The "flight to quality" movement was fueled by speculation the government may take steps to reduce the perception that agency debt was fully backed by the faith and credit of the U.S. government.
"It was an aftershock to Gensler's testimony and underscored the rapid shrinkage of the supply of Treasury securities vs. all other debt," said Jim Glassman, senior U.S. economist at Chase Securities, referring to U.S. Treasury undersecretary Gary Gensler.
Bonds have shown considerable strength recently, with Thursday's advance marking nine consecutive sessions of gains.
Shortly before 3:30 p.m. ET, the 30-year bond rose 24/32 points to 104-22/32. Its yield, which moves inversely to its price, fell to at 5.91 percent -- its lowest level since late August -- from 5.97 percent Wednesday.
Ten-year Treasury notes gained 10/32 to 103-2/32, their yield falling to 6.08 percent from 6.12 percent Wednesday.
Appearing before Congress Wednesday, Gensler said he supported the removal of the line of credit between the U.S. government and government-sponsored enterprises (GSEs), or agency securities.
As a result, credit spreads, the gap between their yields and the yields of agency securities, widened.
GSEs include the Federal National Mortgage Association (Fannie Mae), the Federal Home Loan Mortgage Corporation (Freddie Mac) and the Federal Home Loan Bank System. They are privately owned but federally chartered companies. Created by Congress to assist consumers in obtaining mortgages, holders of the debt instruments do assume some risk.
Looking ahead, Tony Crescenzi, senior market strategist at Miller Tabak & Co., told CNN's Before Hours that the government may distance itself from the GSEs in order to avoid the misconception that it fully backed these agency issues. (176.4K WAV) (176.4K AIFF)
Elsewhere in the agency market, a $5 billion 10-year Freddie Mac issuance priced Thursday.
Concerns about diminishing 30-year bond supply continued to provide support.

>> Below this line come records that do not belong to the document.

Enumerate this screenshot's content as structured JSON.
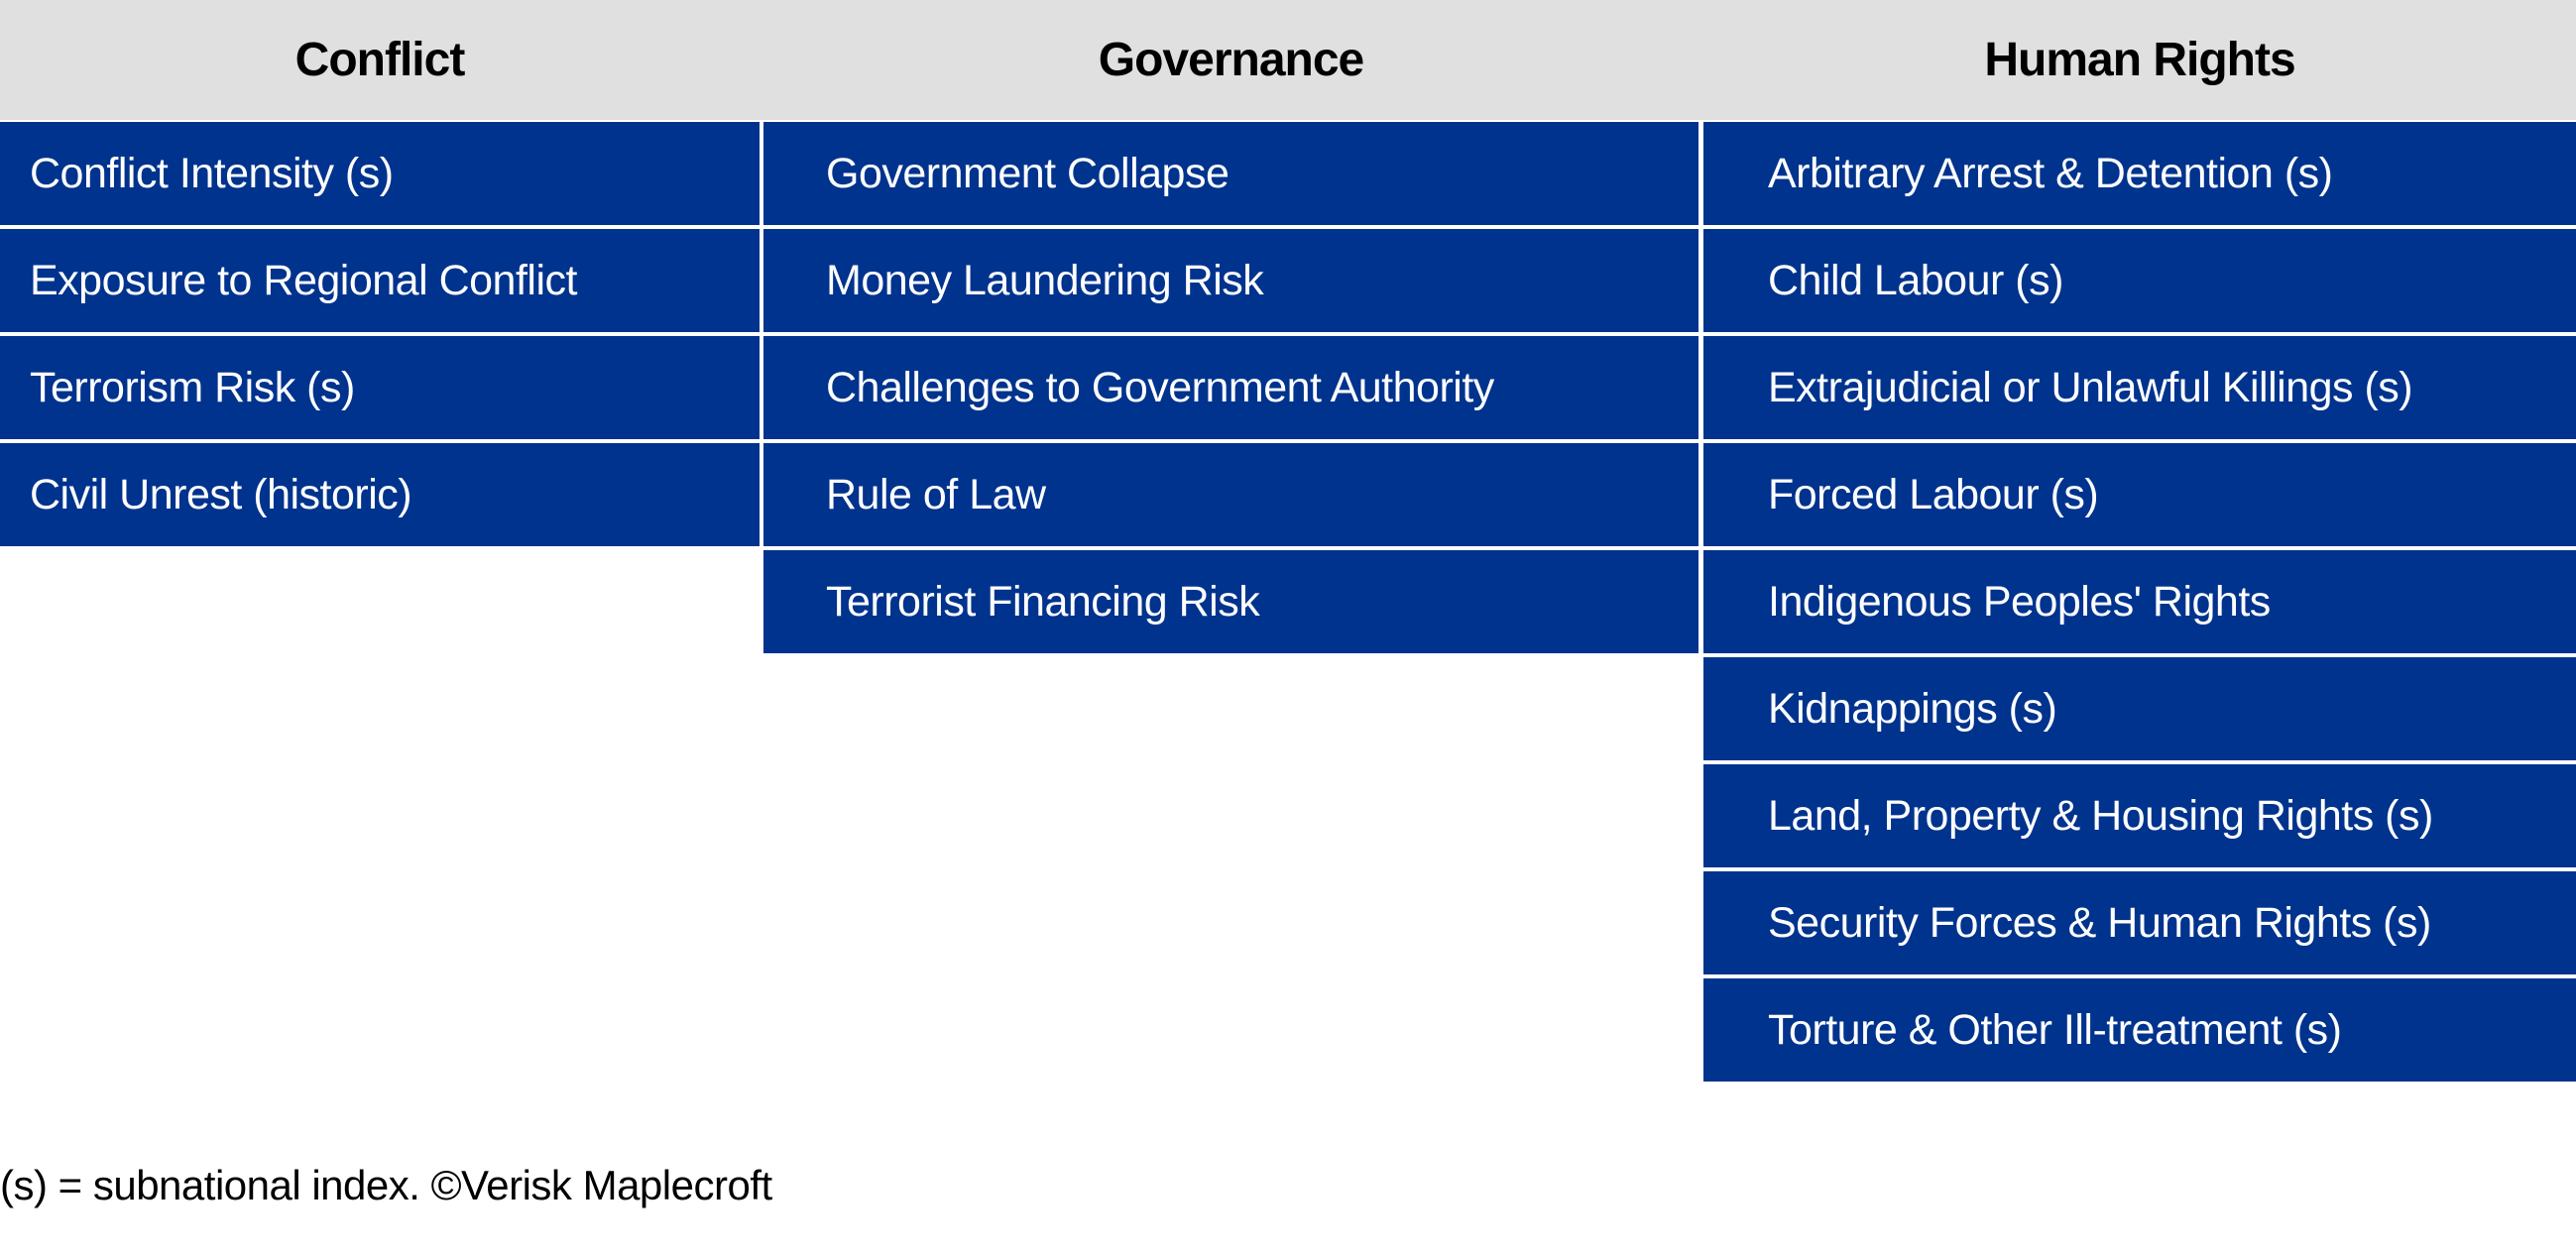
{
  "columns": [
    {
      "header": "Conflict",
      "items": [
        "Conflict Intensity (s)",
        "Exposure to Regional Conflict",
        "Terrorism Risk (s)",
        "Civil Unrest (historic)"
      ]
    },
    {
      "header": "Governance",
      "items": [
        "Government Collapse",
        "Money Laundering Risk",
        "Challenges to Government Authority",
        "Rule of Law",
        "Terrorist Financing Risk"
      ]
    },
    {
      "header": "Human Rights",
      "items": [
        "Arbitrary Arrest & Detention (s)",
        "Child Labour (s)",
        "Extrajudicial or Unlawful Killings (s)",
        "Forced Labour (s)",
        "Indigenous Peoples' Rights",
        "Kidnappings (s)",
        "Land, Property & Housing Rights (s)",
        "Security Forces & Human Rights (s)",
        "Torture & Other Ill-treatment (s)"
      ]
    }
  ],
  "footnote": "(s) = subnational index. ©Verisk Maplecroft"
}
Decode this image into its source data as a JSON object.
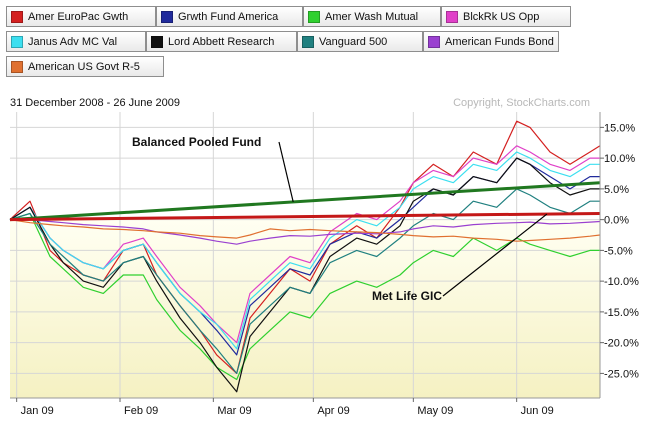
{
  "legend": [
    {
      "name": "Amer EuroPac Gwth",
      "color": "#d42020"
    },
    {
      "name": "Grwth Fund America",
      "color": "#202a9c"
    },
    {
      "name": "Amer Wash Mutual",
      "color": "#2fd02f"
    },
    {
      "name": "BlckRk US Opp",
      "color": "#e040c8"
    },
    {
      "name": "Janus Adv MC Val",
      "color": "#3cdff0"
    },
    {
      "name": "Lord Abbett Research",
      "color": "#101010"
    },
    {
      "name": "Vanguard 500",
      "color": "#208080"
    },
    {
      "name": "American Funds Bond",
      "color": "#9a40d0"
    },
    {
      "name": "American US Govt R-5",
      "color": "#e07030"
    }
  ],
  "date_range": "31 December 2008 - 26 June 2009",
  "copyright": "Copyright, StockCharts.com",
  "chart_data": {
    "type": "line",
    "x": [
      "2008-12-31",
      "2009-01-06",
      "2009-01-12",
      "2009-01-16",
      "2009-01-22",
      "2009-01-28",
      "2009-02-03",
      "2009-02-09",
      "2009-02-13",
      "2009-02-20",
      "2009-02-26",
      "2009-03-03",
      "2009-03-09",
      "2009-03-13",
      "2009-03-19",
      "2009-03-25",
      "2009-03-31",
      "2009-04-06",
      "2009-04-14",
      "2009-04-20",
      "2009-04-27",
      "2009-05-01",
      "2009-05-07",
      "2009-05-13",
      "2009-05-19",
      "2009-05-26",
      "2009-06-01",
      "2009-06-05",
      "2009-06-11",
      "2009-06-17",
      "2009-06-23",
      "2009-06-26"
    ],
    "x_tick_labels": [
      "Jan 09",
      "Feb 09",
      "Mar 09",
      "Apr 09",
      "May 09",
      "Jun 09"
    ],
    "x_tick_dates": [
      "2009-01-02",
      "2009-02-02",
      "2009-03-02",
      "2009-04-01",
      "2009-05-01",
      "2009-06-01"
    ],
    "ylim": [
      -29,
      17.5
    ],
    "y_ticks": [
      -25,
      -20,
      -15,
      -10,
      -5,
      0,
      5,
      10,
      15
    ],
    "y_tick_labels": [
      "-25.0%",
      "-20.0%",
      "-15.0%",
      "-10.0%",
      "-5.0%",
      "0.0%",
      "5.0%",
      "10.0%",
      "15.0%"
    ],
    "grid": true,
    "series": [
      {
        "name": "Amer EuroPac Gwth",
        "color": "#d42020",
        "values": [
          0,
          3,
          -5,
          -7,
          -9,
          -10,
          -5,
          -4,
          -9,
          -14,
          -18,
          -22,
          -25,
          -16,
          -12,
          -8,
          -10,
          -4,
          -1,
          -3,
          2,
          6,
          9,
          7,
          11,
          9,
          16,
          15,
          11,
          9,
          11,
          12
        ]
      },
      {
        "name": "Grwth Fund America",
        "color": "#202a9c",
        "values": [
          0,
          2,
          -3,
          -5,
          -7,
          -8,
          -5,
          -4,
          -7,
          -12,
          -15,
          -18,
          -22,
          -14,
          -11,
          -8,
          -9,
          -4,
          -2,
          -3,
          0,
          2,
          5,
          4,
          7,
          6,
          10,
          9,
          7,
          5,
          7,
          7
        ]
      },
      {
        "name": "Amer Wash Mutual",
        "color": "#2fd02f",
        "values": [
          0,
          1,
          -6,
          -8,
          -11,
          -12,
          -9,
          -9,
          -13,
          -18,
          -21,
          -24,
          -26,
          -21,
          -18,
          -15,
          -16,
          -12,
          -10,
          -11,
          -9,
          -7,
          -5,
          -6,
          -3,
          -5,
          -3,
          -4,
          -5,
          -6,
          -5,
          -5
        ]
      },
      {
        "name": "BlckRk US Opp",
        "color": "#e040c8",
        "values": [
          0,
          2,
          -3,
          -5,
          -7,
          -8,
          -4,
          -3,
          -6,
          -11,
          -14,
          -17,
          -20,
          -12,
          -9,
          -6,
          -7,
          -2,
          1,
          0,
          3,
          6,
          8,
          7,
          10,
          9,
          12,
          11,
          9,
          8,
          10,
          10
        ]
      },
      {
        "name": "Janus Adv MC Val",
        "color": "#3cdff0",
        "values": [
          0,
          2,
          -3,
          -5,
          -7,
          -8,
          -5,
          -4,
          -7,
          -12,
          -15,
          -17,
          -21,
          -13,
          -10,
          -7,
          -8,
          -3,
          0,
          -1,
          2,
          5,
          7,
          6,
          9,
          8,
          11,
          10,
          8,
          7,
          9,
          9
        ]
      },
      {
        "name": "Lord Abbett Research",
        "color": "#101010",
        "values": [
          0,
          2,
          -4,
          -7,
          -10,
          -11,
          -7,
          -6,
          -10,
          -16,
          -20,
          -24,
          -28,
          -19,
          -15,
          -11,
          -12,
          -6,
          -3,
          -4,
          -1,
          3,
          5,
          4,
          7,
          6,
          10,
          9,
          6,
          4,
          5,
          5
        ]
      },
      {
        "name": "Vanguard 500",
        "color": "#208080",
        "values": [
          0,
          1,
          -4,
          -6,
          -9,
          -10,
          -7,
          -6,
          -9,
          -14,
          -18,
          -21,
          -25,
          -17,
          -14,
          -11,
          -12,
          -7,
          -5,
          -6,
          -3,
          -1,
          1,
          0,
          3,
          2,
          5,
          4,
          2,
          1,
          3,
          3
        ]
      },
      {
        "name": "American Funds Bond",
        "color": "#9a40d0",
        "values": [
          0,
          0,
          -0.3,
          -0.5,
          -0.8,
          -1,
          -1.2,
          -1.5,
          -2,
          -2.5,
          -3,
          -3.5,
          -4,
          -3.5,
          -3,
          -2.6,
          -2.7,
          -2.4,
          -2.2,
          -2.3,
          -2,
          -1.5,
          -1,
          -1.2,
          -0.8,
          -0.6,
          -0.5,
          -0.4,
          -0.7,
          -0.6,
          -0.4,
          -0.3
        ]
      },
      {
        "name": "American US Govt R-5",
        "color": "#e07030",
        "values": [
          0,
          -0.5,
          -0.8,
          -1,
          -1.2,
          -1.5,
          -1.6,
          -1.8,
          -2,
          -2.2,
          -2.6,
          -2.8,
          -3,
          -2.5,
          -1.5,
          -1.8,
          -1.6,
          -1.8,
          -2,
          -2.1,
          -2.4,
          -2.6,
          -2.8,
          -2.7,
          -3,
          -3.2,
          -3.5,
          -3.4,
          -3.2,
          -3,
          -2.7,
          -2.5
        ]
      }
    ],
    "reference_lines": [
      {
        "name": "Balanced Pooled Fund",
        "color": "#207820",
        "x": [
          "2008-12-31",
          "2009-06-26"
        ],
        "values": [
          0,
          6
        ]
      },
      {
        "name": "Met Life GIC",
        "color": "#c41818",
        "x": [
          "2008-12-31",
          "2009-06-26"
        ],
        "values": [
          0,
          1
        ]
      }
    ],
    "annotations": [
      {
        "text": "Balanced Pooled Fund",
        "target": "Balanced Pooled Fund"
      },
      {
        "text": "Met Life GIC",
        "target": "Met Life GIC"
      }
    ]
  }
}
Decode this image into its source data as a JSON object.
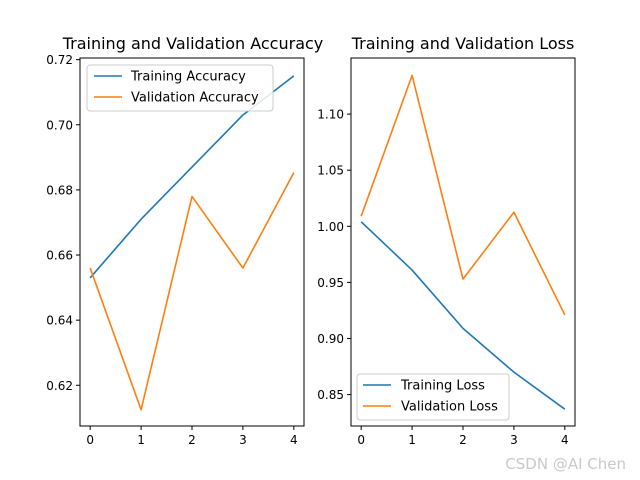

The U.S. Treasury announced plans in late January to reduce the issuance of long-term debt by as much as $30 billion through a buyback program to counter the nation's budget surplus.
The program represents the first time in 70 years the government repurchased national debt. The Treasury bought $2 billion in the first two legs of the program this month, and the third leg is expected in the second half of April.
Two-year notes slip
But shorter-dated maturities, such as two-year notes, gave back earlier gains after the Federal Reserve released minutes of its February monetary policy meeting. Analysts considered the minutes hawkish, as the notes revealed that a few members preferred an increase of a half-percentage point, instead of the quarter-percentage point enacted at the February meeting.
Short-dated maturities remained pressured due to their sensitivity to changes in monetary policy. The Federal Reserve Tuesday raised short-term interest rates by a quarter point in an attempt to slow economic growth and keep inflation at bay.
The rate hike was the fifth since June, but consumer spending remains strong. There is widespread belief the central bank will tighten again when it meets on May 16.
Investors shrugged off the latest economic news. U.S. weekly jobless claims rose 4,000 to 266,000. Friday's calendar includes February U.S. durable goods, which measures orders for big-ticket items. Analysts polled by Briefing.com forecast new orders for durable goods to be unchanged from a 1.3 percent decline in January.
(Click here for a look at Briefing.com's economic calendar.)
Euro jumps vs. dollar
The euro rose sharply against the dollar Thursday. Traders attributed the jump to European Central Bank Vice President Christian Noyer, who ignited speculation about the possibility of government intervention.
Shortly before 3:30 p.m. ET, the euro traded at 97.16 cents, up from 96.10 cents Wednesday, a 1.1 percent gain in the euro's value.
Meanwhile, the dollar changed hands at 107.36 yen, up from 107.03 yen Wednesday, a 0.3 percent gain in the dollar's value.